UNIVERSITY NEWS LAST UPDATED : 24 AUGUST
Final-year BMus Cello student Gary Hunt shares his experiences as an international student on the Erasmus Programme at the Royal Danish Academy of Music.
Q. Why did you decide to spend part of your degree at the Academy?
It was important for me to experience conservatoire life outside of the UK for a while. Scandinavia had always fascinated me culturally: specifically musically, hearing of the great reputation the schools hold over there. Copenhagen as a city is incredibly beautiful and I wanted to live in a place that would inspire me, especially creatively. Morten Zeuthen my professor has a great reputation throughout Europe and, therefore, thought I should apply and hope for the best. The atmosphere throughout the Academy was one of determination, passion, friendship and, most of all, just a sense of pure love for the world of classical music.
Q. What was the application process like?
It was very clear and professional. International Coordinator Ruth Wootton made the process smooth, bearing in mind the obstacles created by the pandemic. I found it exciting, and managing my time was important. Having to produce a high level video of my cello playing and creating a strong CV were paramount in being selected to enrol.
Q. What were the highlights of the year at the Academy and how has it made you a better musician?
There were many highlights of this year out. Apart from the musical side of things, it gave me an incredible insight into a different culture. Most importantly, it let me blossom as a cellist and musician, giving me lots of opportunities to perform. I was selected to play alongside Randi Laubek, a distinguished songwriter, to perform her new album, in the recital hall of the Academy. This was one of the best highlights, I would say. The other great highlight was being chamber coached by the Danish String Quartet, most notably the cellist Fredrik Sjölin, who was an absolute pleasure to work with. The whole experience has made me harder working and more open to taking opportunities that may be out of my comfort zone.
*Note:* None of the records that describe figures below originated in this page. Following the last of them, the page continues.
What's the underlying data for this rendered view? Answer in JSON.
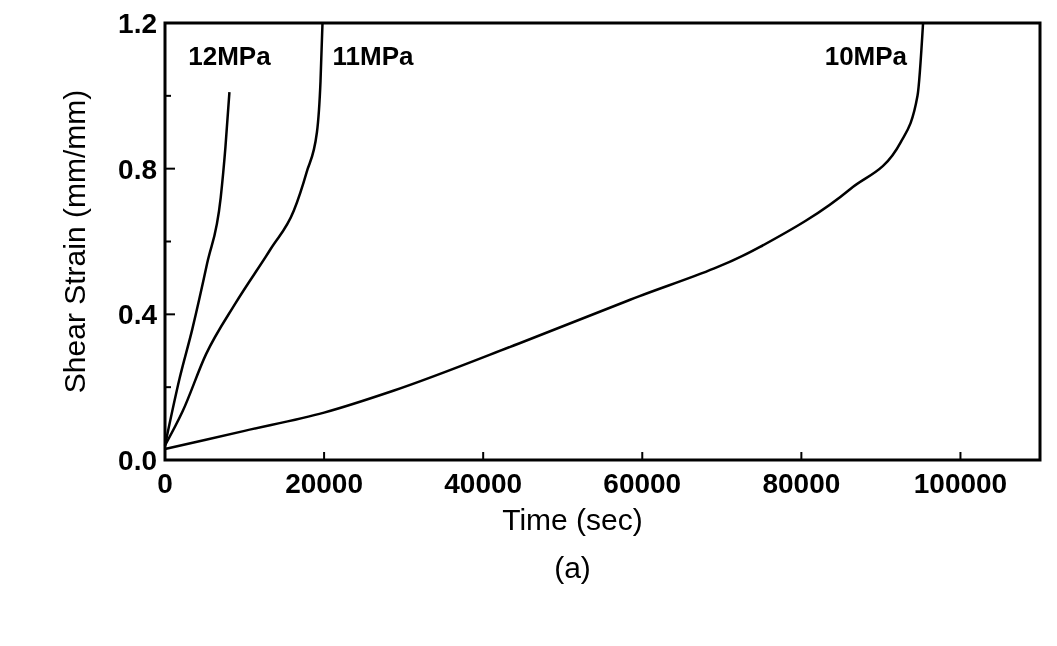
{
  "chart_data": {
    "type": "line",
    "xlabel": "Time (sec)",
    "ylabel": "Shear Strain (mm/mm)",
    "annotations": [
      "(a)"
    ],
    "xlim": [
      0,
      110000
    ],
    "xticks": [
      0,
      20000,
      40000,
      60000,
      80000,
      100000
    ],
    "ylim": [
      0,
      1.2
    ],
    "yticks": [
      {
        "value": 0,
        "label": "0.0"
      },
      {
        "value": 0.2,
        "label": null
      },
      {
        "value": 0.4,
        "label": "0.4"
      },
      {
        "value": 0.6,
        "label": null
      },
      {
        "value": 0.8,
        "label": "0.8"
      },
      {
        "value": 1.0,
        "label": null
      },
      {
        "value": 1.2,
        "label": "1.2"
      }
    ],
    "grid": false,
    "marker": "none",
    "line_style": "solid",
    "series": [
      {
        "name": "12MPa",
        "color": "#000000",
        "x": [
          0,
          1845,
          3440,
          5300,
          7000,
          7600,
          8100
        ],
        "values": [
          0.04,
          0.225,
          0.36,
          0.54,
          0.72,
          0.86,
          1.01
        ]
      },
      {
        "name": "11MPa",
        "color": "#000000",
        "x": [
          0,
          2200,
          5150,
          8850,
          13300,
          16200,
          17800,
          19100,
          19550,
          19800
        ],
        "values": [
          0.04,
          0.133,
          0.29,
          0.43,
          0.58,
          0.685,
          0.79,
          0.9,
          1.04,
          1.2
        ]
      },
      {
        "name": "10MPa",
        "color": "#000000",
        "x": [
          0,
          10000,
          20000,
          28700,
          44500,
          58000,
          74800,
          86200,
          92500,
          94600,
          95300
        ],
        "values": [
          0.03,
          0.08,
          0.13,
          0.19,
          0.32,
          0.436,
          0.585,
          0.745,
          0.873,
          1.0,
          1.2
        ]
      }
    ]
  }
}
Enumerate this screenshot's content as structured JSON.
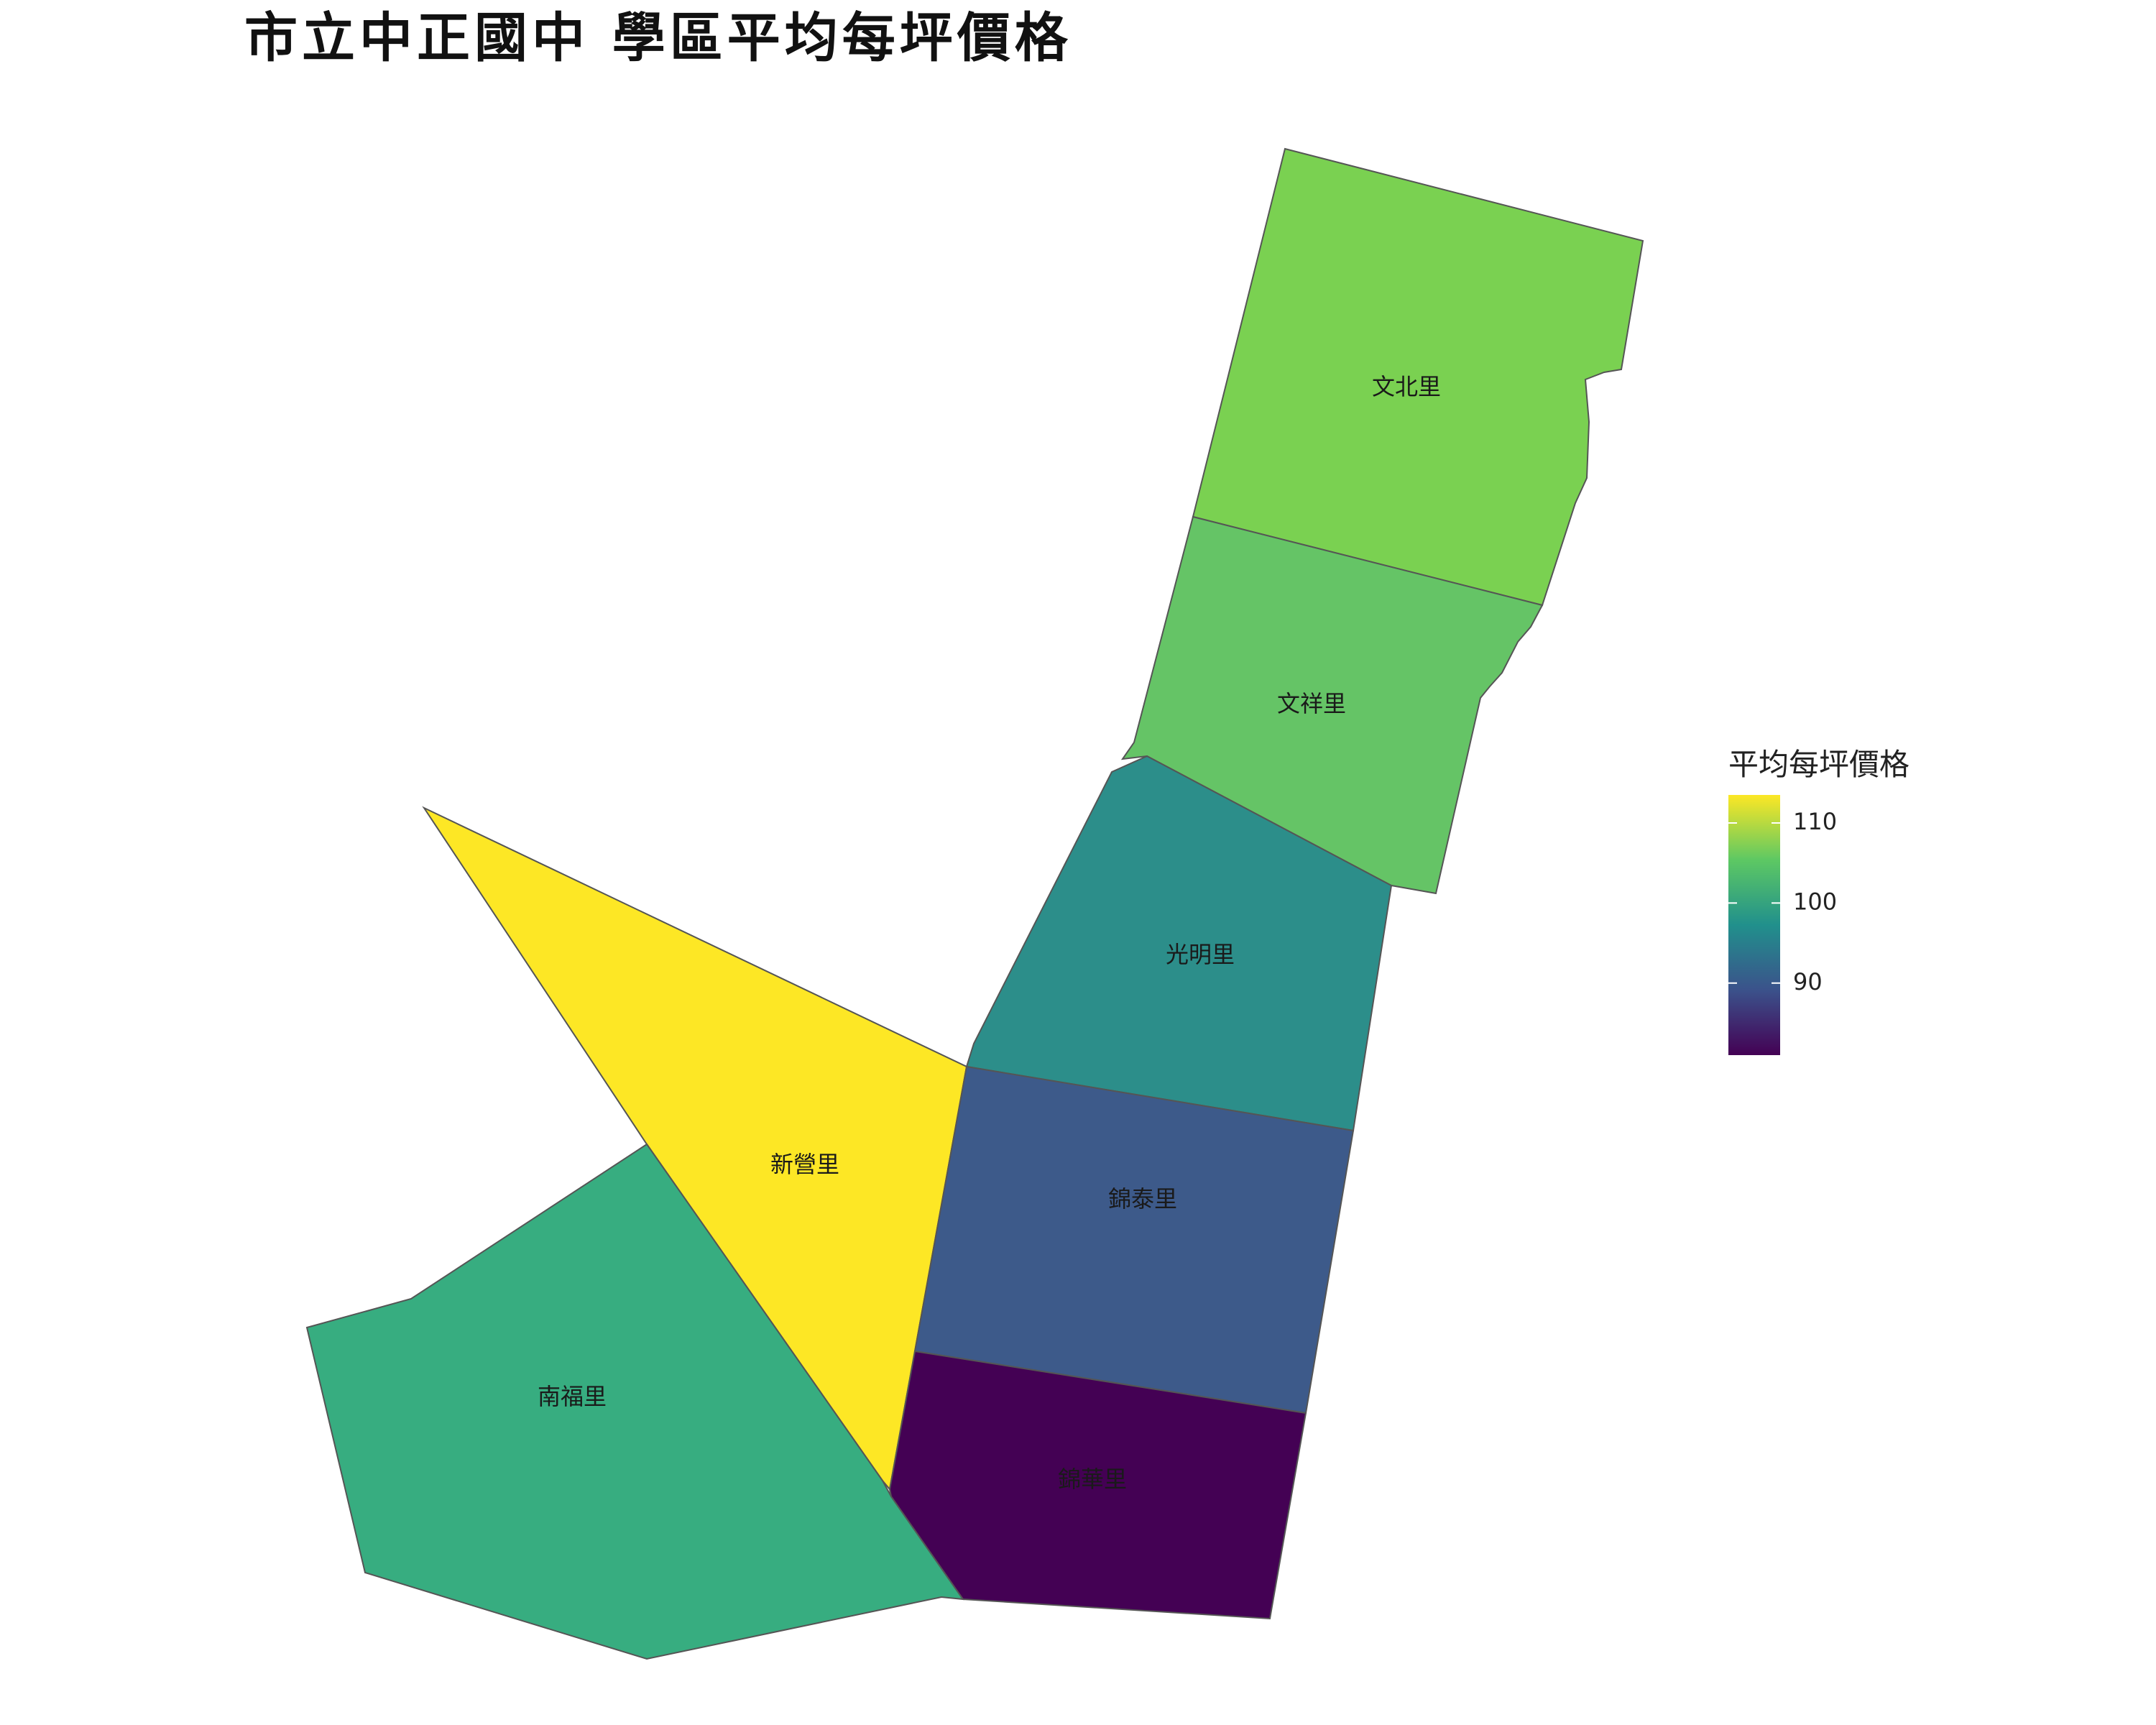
{
  "title": "市立中正國中 學區平均每坪價格",
  "colors": {
    "border": "#555555",
    "scale": [
      "#440154",
      "#3B528B",
      "#21908C",
      "#5DC863",
      "#FDE725"
    ]
  },
  "map": {
    "regions": [
      {
        "name": "文北里",
        "value": 105.9,
        "color": "#7AD151"
      },
      {
        "name": "文祥里",
        "value": 104.5,
        "color": "#65C466"
      },
      {
        "name": "光明里",
        "value": 96.0,
        "color": "#2C8E8A"
      },
      {
        "name": "新營里",
        "value": 113.5,
        "color": "#FDE725"
      },
      {
        "name": "錦泰里",
        "value": 89.0,
        "color": "#3D5A8A"
      },
      {
        "name": "南福里",
        "value": 100.8,
        "color": "#37AD80"
      },
      {
        "name": "錦華里",
        "value": 81.0,
        "color": "#440154"
      }
    ]
  },
  "legend": {
    "title": "平均每坪價格",
    "ticks": [
      {
        "label": "110",
        "value": 110
      },
      {
        "label": "100",
        "value": 100
      },
      {
        "label": "90",
        "value": 90
      }
    ],
    "min": 81,
    "max": 113.5
  }
}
Q. What were the challenges you faced as an international student?
Settling in was the main challenge. I try to make myself feel at home as much as possible anywhere I go; however, the Danish social culture was more difficult to navigate than I thought. They are generally more reserved, and this is different to back home in crazy Belfast. Therefore, I had to select my words and phrases a little more carefully. Apart from that, being an international student was an absolute pleasure.
Q. Will other students have the opportunity to study through the Erasmus Programme?
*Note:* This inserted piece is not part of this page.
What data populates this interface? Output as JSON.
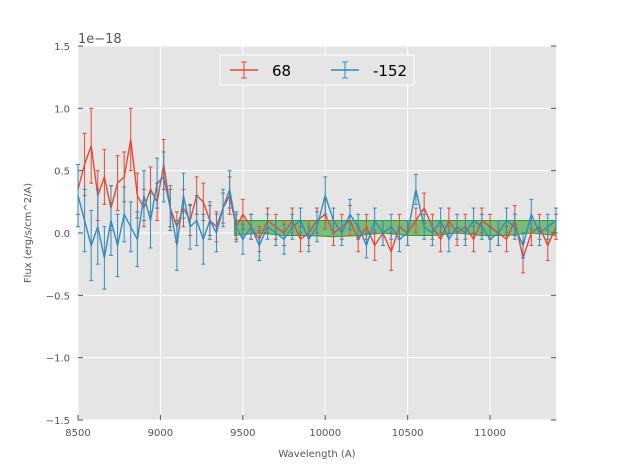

The UK has now left the Erasmus programme, but has established the Turing Scheme in its place. BCU has Erasmus funding until 2023, and students will have the chance to study abroad on the Erasmus Programme or Turing Scheme as part of their RBC course.
Q. Does RBC have strong ties with the Academy?
Yes, the Conservatoire has partnered with the Academy since 2014 exchanging many students and staff over the years.
Q. Do you have any plans to return?
I would love to return to Copenhagen, as I have made some lifelong friends and will certainly cross paths in the future, depending on where my musical career takes me.